Russland: Existenzhilfe für die 56 Ordensschwestern der Diözese St. Josef von Irkutsk

„Von Josef müssen wir die Fürsorge und Verantwortung lernen: das Kind und seine Mutter zu lieben; die Sakramente und die Nächstenliebe zu lieben; die Kirche und die Armen zu lieben.“
(Papst Franziskus, Apostolisches Schreiben „Patris Corde“) Die Schwestern dem Bistum Sankt Josef im Osten Russlands handeln danach.

17/05/2021 Leuven – Mit einer Fläche von fast 10 Millionen Quadratkilometern ist die ostsibirische Diözese Sankt Josef mit Sitz in Irkutsk größer als die USA.  Über dieses riesige Gebiet verstreut leben rund 52.000 Katholiken, die von 40 Priestern betreut werden. Damit hat Russland die größte Diözese der Welt, die nach dem heiligen Josef benannt ist.

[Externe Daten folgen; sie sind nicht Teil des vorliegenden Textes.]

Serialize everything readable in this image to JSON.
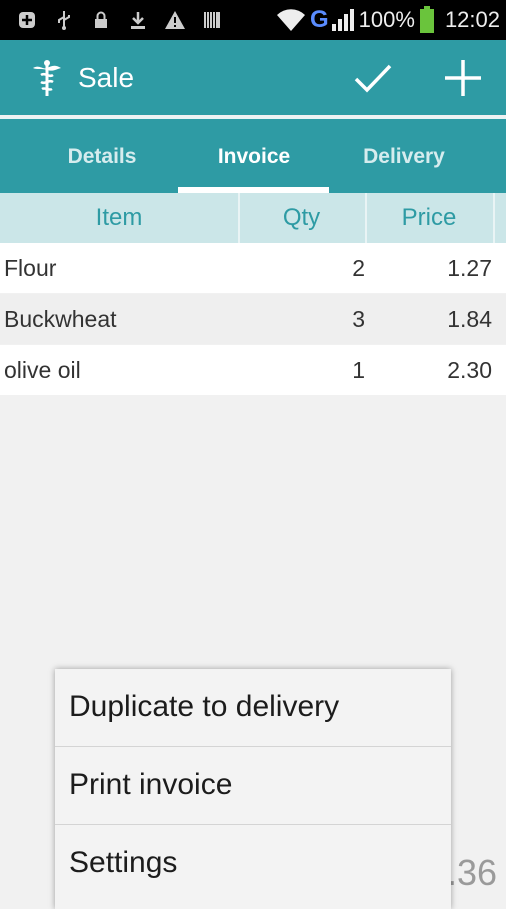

Unverzichtbar ist die Arbeit von 56 Ordensfrauen aus zwölf verschiedenen Kongregationen, die in den Pfarreien tätig sind und die zudem zahlreiche Werke der Nächstenliebe verrichten, was vor allem für Kinder aus zerrütteten Familienverhältnissen, einsame alte und kranke Menschen sowie Straßenkinder und Obdachlose ein Segen ist.

Reparatur des Gebäudes des Zentrums der Heiligen Familie in der Pfarrei St. Peter und Paul in Chita, nach einer Flut im Juli 2018.

So haben beispielsweise in Wladiwostok Barmherzige Schwestern der heiligen Anna ein Programm für junge alleinerziehende Mütter ins Leben gerufen. Da die Abtreibungsrate in Russland sehr hoch ist, leisten sie einen wichtigen Beitrag, jungen Müttern dabei zu helfen, sich für ihre Kinder zu entscheiden.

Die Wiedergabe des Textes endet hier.